Evaluation of Medication Exposure on Exacerbation of Disease in Patients With Myasthenia Gravis

Introduction

Myasthenia gravis (MG) is a chronic autoimmune disorder characterized by skeletal muscle weakness and fatigability with prevalence rates in the United States approximated at 20 per 100,000. ¹ The function of ocular, limb, and respiratory muscles may fluctuate over time as antibodies can disrupt the nicotinic acetylcholine receptors throughout the neuromuscular junction. ¹ Acute worsening of myasthenic symptoms poses a fatal risk of respiratory failure which can be precipitated by many factors including infections, surgery, pregnancy, and/or medications. ² Available evidence to date examining clinical manifestations of drug-disease interactions in patients with myasthenia gravis is limited to case reports.^3-7

Several classes of medications have secondary mechanisms of action at the neuromuscular junction that when administered to patients with pre-existing myasthenia gravis, can cause exacerbation of disease. ⁸ Common agents such as magnesium sulfate and calcium channel blockers decrease the activity of voltage gated calcium channels on presynaptic cholinergic neurons resulting in decreased vesicle fusion and acetylcholine exocytosis.^6-8 Other medications such as β-blockers destabilize post-synaptic acetylcholine receptors by reducing receptor clustering; a crucial component in neuromuscular junction development. ² Additional undiscovered mechanisms of action may be at play amongst many classes of medications contributing to worsening of MG symptoms upon administration.

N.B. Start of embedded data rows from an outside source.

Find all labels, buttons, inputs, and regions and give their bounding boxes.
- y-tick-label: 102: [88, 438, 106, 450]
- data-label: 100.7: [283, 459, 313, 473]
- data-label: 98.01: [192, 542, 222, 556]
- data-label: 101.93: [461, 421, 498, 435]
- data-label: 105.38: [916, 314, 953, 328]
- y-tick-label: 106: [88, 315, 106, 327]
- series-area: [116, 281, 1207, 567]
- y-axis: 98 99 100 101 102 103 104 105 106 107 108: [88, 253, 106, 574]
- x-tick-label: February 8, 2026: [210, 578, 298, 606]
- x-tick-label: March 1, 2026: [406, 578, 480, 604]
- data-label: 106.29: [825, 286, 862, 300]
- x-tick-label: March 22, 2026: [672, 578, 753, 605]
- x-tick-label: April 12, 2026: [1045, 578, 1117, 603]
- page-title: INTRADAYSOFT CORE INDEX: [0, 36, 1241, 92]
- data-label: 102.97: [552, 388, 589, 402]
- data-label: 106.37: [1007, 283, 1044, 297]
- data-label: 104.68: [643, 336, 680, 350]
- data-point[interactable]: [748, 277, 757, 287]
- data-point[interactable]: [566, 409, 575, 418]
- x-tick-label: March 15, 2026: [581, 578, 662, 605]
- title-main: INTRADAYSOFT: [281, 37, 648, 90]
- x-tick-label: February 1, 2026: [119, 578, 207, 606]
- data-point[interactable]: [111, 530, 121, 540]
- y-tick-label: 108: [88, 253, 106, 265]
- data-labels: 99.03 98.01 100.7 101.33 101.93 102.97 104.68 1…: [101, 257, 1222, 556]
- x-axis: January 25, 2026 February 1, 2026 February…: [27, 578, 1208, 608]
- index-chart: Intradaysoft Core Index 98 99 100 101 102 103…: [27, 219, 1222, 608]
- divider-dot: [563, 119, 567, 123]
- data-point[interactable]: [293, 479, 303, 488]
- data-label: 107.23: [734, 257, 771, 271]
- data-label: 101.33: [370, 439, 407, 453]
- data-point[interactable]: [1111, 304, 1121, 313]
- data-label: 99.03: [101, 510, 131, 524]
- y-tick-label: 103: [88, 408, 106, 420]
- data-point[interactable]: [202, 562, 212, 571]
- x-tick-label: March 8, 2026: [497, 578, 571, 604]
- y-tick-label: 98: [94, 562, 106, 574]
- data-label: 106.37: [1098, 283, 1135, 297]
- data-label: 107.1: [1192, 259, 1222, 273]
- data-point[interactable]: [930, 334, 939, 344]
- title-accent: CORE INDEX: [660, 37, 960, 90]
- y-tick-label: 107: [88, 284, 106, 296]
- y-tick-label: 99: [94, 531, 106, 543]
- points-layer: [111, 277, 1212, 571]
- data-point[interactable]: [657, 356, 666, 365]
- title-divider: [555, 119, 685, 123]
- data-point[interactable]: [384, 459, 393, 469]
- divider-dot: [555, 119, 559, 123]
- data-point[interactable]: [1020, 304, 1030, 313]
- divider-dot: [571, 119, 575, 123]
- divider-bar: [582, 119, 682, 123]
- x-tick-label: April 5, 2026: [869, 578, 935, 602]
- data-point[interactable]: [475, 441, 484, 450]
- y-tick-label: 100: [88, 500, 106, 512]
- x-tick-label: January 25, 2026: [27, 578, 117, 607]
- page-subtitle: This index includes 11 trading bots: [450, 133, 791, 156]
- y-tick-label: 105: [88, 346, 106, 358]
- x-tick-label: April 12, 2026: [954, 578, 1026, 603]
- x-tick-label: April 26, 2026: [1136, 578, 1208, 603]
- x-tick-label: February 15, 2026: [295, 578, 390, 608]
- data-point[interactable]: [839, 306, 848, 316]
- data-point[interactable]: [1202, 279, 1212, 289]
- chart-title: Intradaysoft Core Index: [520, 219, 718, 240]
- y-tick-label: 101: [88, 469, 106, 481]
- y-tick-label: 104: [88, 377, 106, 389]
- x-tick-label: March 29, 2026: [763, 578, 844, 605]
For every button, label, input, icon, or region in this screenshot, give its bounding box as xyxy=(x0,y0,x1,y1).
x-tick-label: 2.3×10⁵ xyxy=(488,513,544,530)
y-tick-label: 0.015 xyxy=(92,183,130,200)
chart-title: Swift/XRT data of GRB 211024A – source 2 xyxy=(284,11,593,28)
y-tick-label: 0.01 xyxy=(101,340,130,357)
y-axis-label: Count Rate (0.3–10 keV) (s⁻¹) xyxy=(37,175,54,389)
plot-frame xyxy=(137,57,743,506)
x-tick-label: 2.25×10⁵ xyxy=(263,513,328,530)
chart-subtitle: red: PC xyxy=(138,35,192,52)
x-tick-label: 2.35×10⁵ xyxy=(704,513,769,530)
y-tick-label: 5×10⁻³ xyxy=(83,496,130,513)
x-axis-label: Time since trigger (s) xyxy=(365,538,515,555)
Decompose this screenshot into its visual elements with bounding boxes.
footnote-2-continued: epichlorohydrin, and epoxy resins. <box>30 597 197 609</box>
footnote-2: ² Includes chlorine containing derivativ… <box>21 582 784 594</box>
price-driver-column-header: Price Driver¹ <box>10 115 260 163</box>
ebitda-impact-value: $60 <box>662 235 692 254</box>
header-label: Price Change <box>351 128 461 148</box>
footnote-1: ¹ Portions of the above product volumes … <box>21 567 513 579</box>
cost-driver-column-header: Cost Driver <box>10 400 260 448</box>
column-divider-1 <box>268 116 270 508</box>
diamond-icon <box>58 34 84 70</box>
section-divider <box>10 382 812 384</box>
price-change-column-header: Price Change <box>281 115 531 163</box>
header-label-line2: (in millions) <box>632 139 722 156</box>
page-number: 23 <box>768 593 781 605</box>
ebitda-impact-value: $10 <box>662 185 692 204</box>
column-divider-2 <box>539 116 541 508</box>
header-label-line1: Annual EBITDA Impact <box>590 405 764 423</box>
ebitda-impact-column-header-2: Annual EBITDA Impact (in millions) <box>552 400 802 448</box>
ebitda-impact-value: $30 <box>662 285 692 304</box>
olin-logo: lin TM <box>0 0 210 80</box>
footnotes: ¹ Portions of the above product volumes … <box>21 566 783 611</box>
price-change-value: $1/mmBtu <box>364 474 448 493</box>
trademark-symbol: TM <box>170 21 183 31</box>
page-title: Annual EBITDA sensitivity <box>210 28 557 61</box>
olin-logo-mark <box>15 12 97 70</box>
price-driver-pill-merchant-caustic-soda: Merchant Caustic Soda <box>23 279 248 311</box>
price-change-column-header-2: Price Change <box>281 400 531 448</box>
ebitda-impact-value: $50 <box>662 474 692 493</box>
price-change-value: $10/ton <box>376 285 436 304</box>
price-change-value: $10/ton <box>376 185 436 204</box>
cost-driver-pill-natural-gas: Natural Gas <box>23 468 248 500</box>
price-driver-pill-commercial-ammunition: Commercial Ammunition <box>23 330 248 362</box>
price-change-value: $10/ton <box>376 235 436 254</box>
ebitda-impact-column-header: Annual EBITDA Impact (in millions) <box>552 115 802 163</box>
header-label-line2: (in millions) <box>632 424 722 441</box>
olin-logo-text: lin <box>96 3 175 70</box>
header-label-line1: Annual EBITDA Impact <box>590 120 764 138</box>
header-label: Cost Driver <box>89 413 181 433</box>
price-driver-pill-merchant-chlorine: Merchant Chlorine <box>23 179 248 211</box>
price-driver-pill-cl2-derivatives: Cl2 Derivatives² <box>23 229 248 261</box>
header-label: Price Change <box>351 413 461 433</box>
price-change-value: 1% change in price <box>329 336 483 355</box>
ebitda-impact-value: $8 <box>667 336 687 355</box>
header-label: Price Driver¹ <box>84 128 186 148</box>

In 2019, a clinical decision support tool was implemented across our health-system that alerted providers of potential drug-disease interactions upon medication ordering in patients with myasthenia gravis documented on their problem list. If overridden by the ordering provider, an inpatient pharmacist is similarly presented with the same warning upon medication verification (Supplemental Figure 1). We performed a clinical review to explore the consequences of medication exposure in patients with MG after override of the clinical decision support tool.

Methods

This retrospective chart review evaluated adult (≥18 years of age) patients with myasthenia gravis admitted to Massachusetts General Hospital (MGH) or Brigham and Women’s Hospital (BWH) between November-2019 and November-2021 who had received an inpatient oral (PO) or intravenous (IV) medication included in the clinical decision support tool (Supplemental Table 1). Medication administration events were excluded if (1) an exacerbation was present at time of admission prior to medication administration, (2) the patient was stabilized on the medication at baseline prior to hospital admission, or (3) the patient was receiving mechanical ventilatory support prior to medication administration. Patients were considered stabilized on a baseline medication if the agent was listed in their admission note as a home medication or in an insurance claim dispense record with evidence of use for 29 days or more. For patients stabilized on an identified medication at baseline, inclusion was only met if an additional exacerbating medication was administered, though the baseline medication was not analyzed for precipitation of an exacerbation.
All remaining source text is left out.